I believe I've read somewhere that scent is one of our most powerful memory triggers. So this week, a blast (of scent) from the past.
Classic pink Camay soap will forever remind me of the downstairs bathroom in my friend Sue's parents' house. The rest of the house didn't have that smell, just that one room. I love that smell. Our house, on the other hand, is conjoured by aqua Zest. We had very hard water (iron) and Zest was the only soap that didn't film up and stick to your skin.

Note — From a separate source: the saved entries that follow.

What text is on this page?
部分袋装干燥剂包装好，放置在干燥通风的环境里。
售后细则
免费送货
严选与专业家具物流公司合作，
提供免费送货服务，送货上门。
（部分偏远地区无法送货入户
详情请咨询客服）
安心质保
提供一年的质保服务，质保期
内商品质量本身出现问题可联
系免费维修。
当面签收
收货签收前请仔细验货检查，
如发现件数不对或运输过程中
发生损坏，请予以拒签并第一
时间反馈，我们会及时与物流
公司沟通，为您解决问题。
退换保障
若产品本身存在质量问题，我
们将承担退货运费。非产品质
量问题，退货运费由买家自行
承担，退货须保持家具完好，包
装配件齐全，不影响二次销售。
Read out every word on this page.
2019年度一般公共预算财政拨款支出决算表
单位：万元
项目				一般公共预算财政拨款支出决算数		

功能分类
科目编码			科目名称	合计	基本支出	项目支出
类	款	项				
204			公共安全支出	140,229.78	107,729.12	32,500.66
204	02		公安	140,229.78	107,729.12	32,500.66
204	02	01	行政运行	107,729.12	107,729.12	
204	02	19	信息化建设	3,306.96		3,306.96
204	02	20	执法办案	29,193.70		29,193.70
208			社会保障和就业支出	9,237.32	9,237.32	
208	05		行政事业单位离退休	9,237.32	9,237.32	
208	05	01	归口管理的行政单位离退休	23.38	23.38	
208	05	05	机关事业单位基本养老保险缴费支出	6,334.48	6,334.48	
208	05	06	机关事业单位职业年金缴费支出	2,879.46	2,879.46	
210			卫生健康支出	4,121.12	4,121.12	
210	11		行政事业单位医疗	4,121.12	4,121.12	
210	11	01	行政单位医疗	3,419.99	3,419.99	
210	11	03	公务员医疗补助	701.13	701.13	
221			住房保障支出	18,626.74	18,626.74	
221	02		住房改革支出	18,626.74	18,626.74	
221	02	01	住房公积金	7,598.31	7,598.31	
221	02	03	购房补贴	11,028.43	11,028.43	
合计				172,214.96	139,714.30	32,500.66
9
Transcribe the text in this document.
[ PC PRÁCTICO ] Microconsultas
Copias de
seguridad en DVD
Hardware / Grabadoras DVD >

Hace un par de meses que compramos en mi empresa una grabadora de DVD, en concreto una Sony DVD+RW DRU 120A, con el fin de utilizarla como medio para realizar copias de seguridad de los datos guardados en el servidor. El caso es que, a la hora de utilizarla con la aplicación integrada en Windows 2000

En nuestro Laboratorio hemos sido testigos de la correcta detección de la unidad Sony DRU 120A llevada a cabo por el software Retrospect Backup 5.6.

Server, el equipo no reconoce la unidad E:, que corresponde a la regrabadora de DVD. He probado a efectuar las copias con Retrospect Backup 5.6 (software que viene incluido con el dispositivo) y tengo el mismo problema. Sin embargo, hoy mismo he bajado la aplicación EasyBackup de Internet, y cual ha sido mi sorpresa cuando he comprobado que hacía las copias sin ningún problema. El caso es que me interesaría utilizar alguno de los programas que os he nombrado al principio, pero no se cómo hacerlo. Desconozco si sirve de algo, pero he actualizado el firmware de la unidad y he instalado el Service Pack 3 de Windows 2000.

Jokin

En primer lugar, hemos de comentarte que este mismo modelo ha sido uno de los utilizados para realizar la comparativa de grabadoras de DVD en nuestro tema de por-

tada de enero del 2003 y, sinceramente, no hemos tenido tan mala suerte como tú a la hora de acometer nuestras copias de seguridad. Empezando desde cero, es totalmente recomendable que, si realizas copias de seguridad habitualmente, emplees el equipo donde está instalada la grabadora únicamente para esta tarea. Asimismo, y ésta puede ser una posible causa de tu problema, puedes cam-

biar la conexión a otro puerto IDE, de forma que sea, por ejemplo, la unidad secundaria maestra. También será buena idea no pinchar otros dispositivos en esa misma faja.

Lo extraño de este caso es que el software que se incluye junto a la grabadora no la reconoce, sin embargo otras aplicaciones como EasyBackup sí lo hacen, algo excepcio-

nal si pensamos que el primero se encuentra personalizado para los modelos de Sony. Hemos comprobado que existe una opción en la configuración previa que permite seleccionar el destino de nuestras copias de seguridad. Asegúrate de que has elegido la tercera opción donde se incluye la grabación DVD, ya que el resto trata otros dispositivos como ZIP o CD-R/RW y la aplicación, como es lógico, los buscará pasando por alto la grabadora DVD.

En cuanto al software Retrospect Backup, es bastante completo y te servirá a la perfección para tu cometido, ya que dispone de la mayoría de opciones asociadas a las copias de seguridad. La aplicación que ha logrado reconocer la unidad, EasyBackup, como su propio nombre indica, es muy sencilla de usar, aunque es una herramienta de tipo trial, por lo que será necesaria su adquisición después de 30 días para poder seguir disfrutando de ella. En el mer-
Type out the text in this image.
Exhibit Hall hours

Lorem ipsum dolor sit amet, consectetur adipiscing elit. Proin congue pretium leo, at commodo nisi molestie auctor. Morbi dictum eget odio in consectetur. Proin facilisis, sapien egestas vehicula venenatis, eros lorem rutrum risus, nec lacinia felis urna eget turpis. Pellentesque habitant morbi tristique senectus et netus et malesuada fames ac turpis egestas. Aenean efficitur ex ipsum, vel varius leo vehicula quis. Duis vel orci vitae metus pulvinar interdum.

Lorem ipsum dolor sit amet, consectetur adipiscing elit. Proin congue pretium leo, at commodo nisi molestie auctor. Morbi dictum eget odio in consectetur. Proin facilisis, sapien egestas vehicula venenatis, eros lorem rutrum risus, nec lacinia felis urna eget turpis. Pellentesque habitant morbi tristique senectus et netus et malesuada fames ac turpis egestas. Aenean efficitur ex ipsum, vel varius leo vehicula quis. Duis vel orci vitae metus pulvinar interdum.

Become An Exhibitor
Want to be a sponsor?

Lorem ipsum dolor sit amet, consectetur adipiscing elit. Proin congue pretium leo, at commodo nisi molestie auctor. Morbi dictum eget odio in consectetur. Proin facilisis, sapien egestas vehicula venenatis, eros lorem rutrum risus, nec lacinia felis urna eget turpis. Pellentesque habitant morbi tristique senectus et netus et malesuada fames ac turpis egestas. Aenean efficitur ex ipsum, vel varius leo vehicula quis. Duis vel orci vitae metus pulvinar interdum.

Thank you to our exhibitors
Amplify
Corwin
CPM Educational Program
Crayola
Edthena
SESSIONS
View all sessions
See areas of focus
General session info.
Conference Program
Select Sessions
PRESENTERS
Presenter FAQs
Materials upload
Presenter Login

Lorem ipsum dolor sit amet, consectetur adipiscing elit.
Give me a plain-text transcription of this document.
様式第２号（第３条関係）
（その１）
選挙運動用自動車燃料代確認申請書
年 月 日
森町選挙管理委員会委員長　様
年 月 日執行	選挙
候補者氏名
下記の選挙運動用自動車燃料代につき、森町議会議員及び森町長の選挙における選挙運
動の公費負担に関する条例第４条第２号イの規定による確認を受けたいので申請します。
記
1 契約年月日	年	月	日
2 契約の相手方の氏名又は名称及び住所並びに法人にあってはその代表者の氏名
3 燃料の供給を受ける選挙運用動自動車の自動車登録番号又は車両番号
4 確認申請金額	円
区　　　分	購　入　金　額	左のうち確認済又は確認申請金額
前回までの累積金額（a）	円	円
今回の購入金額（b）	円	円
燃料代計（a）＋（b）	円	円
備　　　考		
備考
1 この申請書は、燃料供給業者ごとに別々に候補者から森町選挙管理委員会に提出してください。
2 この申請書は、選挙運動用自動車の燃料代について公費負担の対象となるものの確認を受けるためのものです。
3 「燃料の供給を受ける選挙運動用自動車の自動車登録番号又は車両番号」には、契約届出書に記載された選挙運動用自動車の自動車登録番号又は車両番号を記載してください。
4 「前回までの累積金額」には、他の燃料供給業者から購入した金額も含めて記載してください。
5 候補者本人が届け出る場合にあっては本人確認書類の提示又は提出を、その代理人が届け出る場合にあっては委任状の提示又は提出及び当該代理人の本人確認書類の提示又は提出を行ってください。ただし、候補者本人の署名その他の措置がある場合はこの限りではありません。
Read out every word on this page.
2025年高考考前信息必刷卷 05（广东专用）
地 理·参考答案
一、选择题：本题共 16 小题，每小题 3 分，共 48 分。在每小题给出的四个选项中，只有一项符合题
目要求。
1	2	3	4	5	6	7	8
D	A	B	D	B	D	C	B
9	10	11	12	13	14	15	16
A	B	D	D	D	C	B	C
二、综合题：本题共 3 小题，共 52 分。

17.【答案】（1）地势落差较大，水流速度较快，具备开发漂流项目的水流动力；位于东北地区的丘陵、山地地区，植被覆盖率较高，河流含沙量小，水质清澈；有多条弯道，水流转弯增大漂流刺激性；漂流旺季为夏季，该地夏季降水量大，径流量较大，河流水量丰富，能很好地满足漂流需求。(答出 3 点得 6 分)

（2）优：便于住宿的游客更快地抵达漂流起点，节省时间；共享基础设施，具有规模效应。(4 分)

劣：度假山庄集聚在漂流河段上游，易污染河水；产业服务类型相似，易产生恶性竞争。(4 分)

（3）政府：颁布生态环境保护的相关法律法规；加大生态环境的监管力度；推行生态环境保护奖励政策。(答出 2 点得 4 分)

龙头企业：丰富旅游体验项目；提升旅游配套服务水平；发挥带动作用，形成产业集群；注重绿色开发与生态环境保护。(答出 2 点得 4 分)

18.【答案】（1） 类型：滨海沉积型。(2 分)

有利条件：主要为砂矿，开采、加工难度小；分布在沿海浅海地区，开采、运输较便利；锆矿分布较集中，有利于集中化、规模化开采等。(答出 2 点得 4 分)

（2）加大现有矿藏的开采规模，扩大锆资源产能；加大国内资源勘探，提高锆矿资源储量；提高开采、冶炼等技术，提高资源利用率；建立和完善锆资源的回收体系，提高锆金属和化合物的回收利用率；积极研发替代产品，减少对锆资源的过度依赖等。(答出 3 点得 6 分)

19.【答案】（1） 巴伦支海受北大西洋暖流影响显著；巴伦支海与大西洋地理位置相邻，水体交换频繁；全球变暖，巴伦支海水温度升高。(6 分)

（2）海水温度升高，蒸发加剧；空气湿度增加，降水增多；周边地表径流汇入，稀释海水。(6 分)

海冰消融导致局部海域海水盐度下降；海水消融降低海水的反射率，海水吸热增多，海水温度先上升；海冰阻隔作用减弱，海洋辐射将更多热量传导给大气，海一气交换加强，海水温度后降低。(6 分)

And back then, there was only one Zest, the traditional aqua.
The smell of Pine-sol carries me back to Kiwanis Apps Mill Park, the site of the residential camp where I worked as a counselor in the summer of 1982. We had to mop up messes, a lot of messes it seemed, so the place always smelled like pine-sol. That's where Scott and I met. :o)
This week, hanging up the clothes, the breeze carried another memory. When I was growing up, we had a field of *ahem* wildflowers around the yard. Predominant was Queen Anne's Lace. What a sweet, delicate scent! And always, the smell of late summer.
And not so pleasant - there's a kind of nose wrinkling salty (but not rancid) smell to dried up dead fish. I grew up near Lake Erie in the 1970s. Boy that smell transports me back.
I was ironing batiks one time, and the smell of something in the fabric brought back a scent memory I'd completely forgotten. Before we moved from the little orange house in Campbell's Cross my parents used to have parties. Did they burn incense? Was it patchouli? It was the 60s, it's certainly not out of the question. Whatever it was, the smell of the batik sent me back 35 years, sitting under the buffet table, quietly fascinated at all the people in my house.
Of course Christmas smells like cloves, and Halloween smells like charred pumpkin guts. Fall smells like slightly moldy fallen leaves, spring smells like worms...
I think losing the sense of smell would be more traumatic than many can even begin to imagine.